Il a une parfaite conscience et connaissance de sa pathologie. Il souffre de douleurs physiques et psychiques mais il sait exprimer de manière lucide sa détresse. Je tenais à retranscrire un court témoignage de monsieur A : « J’ai cette maladie depuis que je suis né. J’ai eu la chance immense étant bébé de recevoir une greffe de moelle osseuse d’un italien doté du même groupe sanguin que moi. Mes tympans étaient mal formés ce qui explique ma surdité infantile… depuis on m’a opéré et j’ai retrouvé une partie de l’ouïe. Quand j’étais bébé, on ne pouvait pas me toucher, j’étais très sensible et je pleurais en silence, sans émettre aucun bruit. J’ai passé un long moment à l’hôpital enfermé dans une bulle et j’étais contraint de prendre un traitement médicamenteux qui provoquait la perte de mes cheveux. Jusqu’à présent, j’ai subi environ une opération par an (oreilles, greffes diverses, vis sur la colonne vertébrale, etc…)».
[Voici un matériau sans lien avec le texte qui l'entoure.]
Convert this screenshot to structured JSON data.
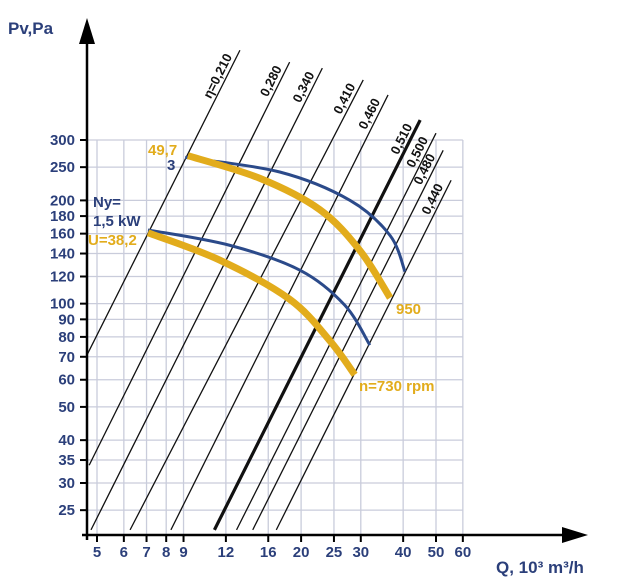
{
  "chart_data": {
    "type": "line",
    "title": "",
    "xlabel": "Q, 10³ m³/h",
    "ylabel": "Pv,Pa",
    "x_scale": "log",
    "y_scale": "log",
    "xlim": [
      5,
      60
    ],
    "ylim": [
      25,
      300
    ],
    "grid": true,
    "x_ticks": [
      5,
      6,
      7,
      8,
      9,
      12,
      16,
      20,
      25,
      30,
      40,
      50,
      60
    ],
    "y_ticks": [
      300,
      250,
      200,
      180,
      160,
      140,
      120,
      100,
      90,
      80,
      70,
      60,
      50,
      40,
      35,
      30,
      25
    ],
    "efficiency_lines": [
      {
        "label": "η=0,210",
        "points": [
          [
            4.67,
            70.8
          ],
          [
            13.2,
            548
          ]
        ]
      },
      {
        "label": "0,280",
        "points": [
          [
            4.74,
            33.8
          ],
          [
            18.5,
            506
          ]
        ]
      },
      {
        "label": "0,340",
        "points": [
          [
            4.8,
            21.9
          ],
          [
            23.1,
            486
          ]
        ]
      },
      {
        "label": "0,410",
        "points": [
          [
            6.26,
            21.9
          ],
          [
            30.5,
            449
          ]
        ]
      },
      {
        "label": "0,460",
        "points": [
          [
            8.26,
            21.9
          ],
          [
            36.1,
            406
          ]
        ]
      },
      {
        "label": "0,510",
        "points": [
          [
            11.1,
            21.9
          ],
          [
            44.9,
            343
          ]
        ],
        "bold": true
      },
      {
        "label": "0,500",
        "points": [
          [
            12.9,
            21.9
          ],
          [
            50,
            314
          ]
        ]
      },
      {
        "label": "0,480",
        "points": [
          [
            14.4,
            21.9
          ],
          [
            52.5,
            280
          ]
        ]
      },
      {
        "label": "0,440",
        "points": [
          [
            16.9,
            21.9
          ],
          [
            55.4,
            229
          ]
        ]
      }
    ],
    "series": [
      {
        "name": "power 3 kW",
        "color": "#2b4a8a",
        "width": "thin",
        "points": [
          [
            9.1,
            267
          ],
          [
            17.3,
            242
          ],
          [
            27.9,
            200
          ],
          [
            36.6,
            158
          ],
          [
            40.5,
            124
          ]
        ]
      },
      {
        "name": "n=950 rpm",
        "color": "#e2ac1c",
        "width": "thick",
        "points": [
          [
            9.27,
            270
          ],
          [
            15.1,
            232
          ],
          [
            22.7,
            188
          ],
          [
            29.8,
            143
          ],
          [
            36.6,
            104
          ]
        ]
      },
      {
        "name": "power 1,5 kW",
        "color": "#2b4a8a",
        "width": "thin",
        "points": [
          [
            7.07,
            164
          ],
          [
            12.3,
            148
          ],
          [
            19.9,
            125
          ],
          [
            26.9,
            99
          ],
          [
            31.9,
            75.7
          ]
        ]
      },
      {
        "name": "n=730 rpm",
        "color": "#e2ac1c",
        "width": "thick",
        "points": [
          [
            7.07,
            161
          ],
          [
            11.5,
            134
          ],
          [
            18.5,
            103
          ],
          [
            24.3,
            78
          ],
          [
            28.8,
            62
          ]
        ]
      }
    ],
    "annotations": {
      "u_high": "49,7",
      "ny_high": "3",
      "ny_label": "Ny=",
      "ny_low": "1,5 kW",
      "u_low": "U=38,2",
      "n_high": "950",
      "n_low": "n=730 rpm"
    }
  },
  "colors": {
    "axis_text": "#2b3f7a",
    "navy": "#2b4a8a",
    "yellow": "#e2ac1c",
    "grid": "#c9ccdb"
  }
}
En raison de sa pathologie, monsieur A présente un épaississement des traits du visage (large tête, os frontaux protubérants, racine nasale basse, joues rondes et lèvres élargies) ce qui rend son articulation difficile… Il reste néanmoins audible la plupart du temps.
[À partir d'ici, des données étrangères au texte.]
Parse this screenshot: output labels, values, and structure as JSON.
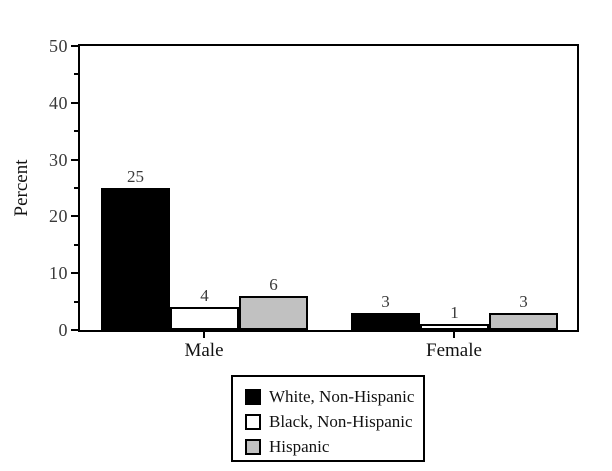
{
  "chart_data": {
    "type": "bar",
    "title": "",
    "xlabel": "",
    "ylabel": "Percent",
    "categories": [
      "Male",
      "Female"
    ],
    "series": [
      {
        "name": "White, Non-Hispanic",
        "color": "#000000",
        "values": [
          25,
          3
        ]
      },
      {
        "name": "Black, Non-Hispanic",
        "color": "#ffffff",
        "values": [
          4,
          1
        ]
      },
      {
        "name": "Hispanic",
        "color": "#c1c1c1",
        "values": [
          6,
          3
        ]
      }
    ],
    "ylim": [
      0,
      50
    ],
    "yticks_major": [
      0,
      10,
      20,
      30,
      40,
      50
    ],
    "yticks_minor": [
      5,
      15,
      25,
      35,
      45
    ],
    "grid": false,
    "bar_value_labels": true,
    "legend_position": "bottom-center",
    "colors": {
      "axis": "#000000",
      "bar_border": "#000000",
      "number_text": "#3a3a3a",
      "label_text": "#121212",
      "background": "#ffffff"
    }
  }
}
Monsieur A s’exprime donc verbalement et s’adresse directement à son interlocuteur. Par contre, il a tendance à être volubile et son flot de paroles est difficilement canalisable. Il ne laisse aucune place au silence, et l’écoute est souvent parasitée par ses interventions. Cela dit, son expression corporelle n’en n’est pas moins entravée ! C’est un garçon qui se donne à fond dans tout ce qu’il fait. Il déborde d’énergie, il adore les percussions et danse avec entrain sur le tapis lors de nos séances. En somme, le mode de communication de monsieur A est simple et direct mais son discours est loquace. La communication est bonne mais reste centrée sur ses intérêts.

 

Les prises en charge en musicothérapie

Modalités de prises en charge

Le suivi de monsieur A en musicothérapie s’est fait sous prescription médicale d’un médecin psychiatre au sein d’un institut médico éducatif (IME).